Researchers with Raytheon|Websense have identified a massive malvertising campaign that has hit Web users in Europe and the U.S.
The attack is focused on users browsing several well-trafficked sites, including CNN Indonesia, the official website of Prague Airport, Detik, AASTOCKS, RTL Television Croatia and the Bejewled Blitz game on Facebook. According to the researchers, the attack leads users to the Angler Exploit kit, which leverages a vulnerability in Adobe Flash Player (CVE-2015-3090) to infect users with the Bunitu Trojan.
"Revive Adserver is an open source advertizing technology formerly known as OpenX Source," the researchers noted in a blog post. "It allows businesses to host and manage their own advertizing services rather than relying on third party services, and it is common for multiple websites to use the same Revive Adserver script. We have seen compromised Revive Adserver scripts used in malvertising in the past, and seemingly this continues to be a target of interest for cybercriminals. The code injected into the compromised Revive Adserver scripts in this campaign have been seen to lead to the very prevalent Angler Exploit Kit."
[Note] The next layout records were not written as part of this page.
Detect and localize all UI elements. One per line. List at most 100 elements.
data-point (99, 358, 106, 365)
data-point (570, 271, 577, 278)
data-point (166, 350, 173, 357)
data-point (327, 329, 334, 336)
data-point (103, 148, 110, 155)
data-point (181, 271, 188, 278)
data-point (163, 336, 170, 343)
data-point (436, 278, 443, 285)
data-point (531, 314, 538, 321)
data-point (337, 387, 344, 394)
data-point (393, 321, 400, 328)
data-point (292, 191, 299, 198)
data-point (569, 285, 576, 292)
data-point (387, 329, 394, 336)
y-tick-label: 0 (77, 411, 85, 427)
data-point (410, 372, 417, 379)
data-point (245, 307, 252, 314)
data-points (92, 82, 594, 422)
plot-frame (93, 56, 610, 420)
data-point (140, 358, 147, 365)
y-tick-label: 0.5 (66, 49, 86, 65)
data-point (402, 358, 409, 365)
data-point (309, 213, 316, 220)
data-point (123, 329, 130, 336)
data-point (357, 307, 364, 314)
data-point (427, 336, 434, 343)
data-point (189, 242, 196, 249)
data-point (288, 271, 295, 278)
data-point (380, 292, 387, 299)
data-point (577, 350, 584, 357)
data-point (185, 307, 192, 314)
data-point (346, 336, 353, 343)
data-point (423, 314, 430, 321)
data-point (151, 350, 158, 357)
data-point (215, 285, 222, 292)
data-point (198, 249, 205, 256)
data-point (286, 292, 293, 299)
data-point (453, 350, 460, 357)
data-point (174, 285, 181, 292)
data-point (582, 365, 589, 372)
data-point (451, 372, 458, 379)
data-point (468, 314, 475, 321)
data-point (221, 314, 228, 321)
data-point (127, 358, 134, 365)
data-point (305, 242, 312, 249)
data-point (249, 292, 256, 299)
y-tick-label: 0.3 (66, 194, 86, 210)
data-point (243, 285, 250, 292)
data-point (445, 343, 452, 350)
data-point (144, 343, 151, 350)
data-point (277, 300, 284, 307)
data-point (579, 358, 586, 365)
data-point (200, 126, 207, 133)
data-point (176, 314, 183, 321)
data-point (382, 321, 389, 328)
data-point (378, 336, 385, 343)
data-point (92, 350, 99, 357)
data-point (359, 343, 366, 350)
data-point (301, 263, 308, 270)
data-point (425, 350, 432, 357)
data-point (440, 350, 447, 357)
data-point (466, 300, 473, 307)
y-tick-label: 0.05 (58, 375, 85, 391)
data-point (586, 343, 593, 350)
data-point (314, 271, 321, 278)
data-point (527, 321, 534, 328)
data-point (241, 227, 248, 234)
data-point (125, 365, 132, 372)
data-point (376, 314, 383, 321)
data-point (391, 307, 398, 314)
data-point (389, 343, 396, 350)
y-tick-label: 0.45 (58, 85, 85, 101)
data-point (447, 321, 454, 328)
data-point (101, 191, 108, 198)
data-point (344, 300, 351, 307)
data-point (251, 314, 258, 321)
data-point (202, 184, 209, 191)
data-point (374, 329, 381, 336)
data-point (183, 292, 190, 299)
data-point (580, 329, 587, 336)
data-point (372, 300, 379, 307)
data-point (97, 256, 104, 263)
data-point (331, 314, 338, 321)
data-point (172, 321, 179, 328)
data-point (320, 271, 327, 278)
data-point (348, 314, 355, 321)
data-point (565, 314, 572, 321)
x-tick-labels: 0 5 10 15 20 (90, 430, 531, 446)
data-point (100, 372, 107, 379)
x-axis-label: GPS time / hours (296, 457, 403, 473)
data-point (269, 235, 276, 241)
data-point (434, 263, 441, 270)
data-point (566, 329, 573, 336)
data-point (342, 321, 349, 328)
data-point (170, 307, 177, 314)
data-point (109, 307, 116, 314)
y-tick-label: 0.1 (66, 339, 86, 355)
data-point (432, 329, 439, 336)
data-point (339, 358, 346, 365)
The injected code is not always sent when the script is requested, and the Angler kit will only serve the malicious exploit code once per IP address in a 24-hour period. Since April, researchers have compromised Revive Adserver scripts being used by several sites, some of which only seem to contain the injected code for 24 hours, while others have remained compromised for weeks, the researchers found.
Once the Bunitu Trojan is dropped on the victim's machine, it turns the system into a zombie computer. The malware drops and loads a DLL within its own process that opens two random ports on the infected machine for a SOCKS5 proxy and a HTTP proxy. It also has back-up infrastructure in case the hard-coded call home server is not available.
"Ad networks are pervasive and ads are the economic backbone of the internet – hence very juicy targets," explained Rajiv Motwani, Raytheon|Websense director of security research. "Like any other piece of code, ad networks can also be exploited and we have seen a large uptick in malvertising over the last couple of years. Once an ad network is compromised, an attacker could serve malware to any subset of visitors to the sites using that ad network and even use very precise targeting of the victims depending on the functionality made available by the ad network, which is typically good."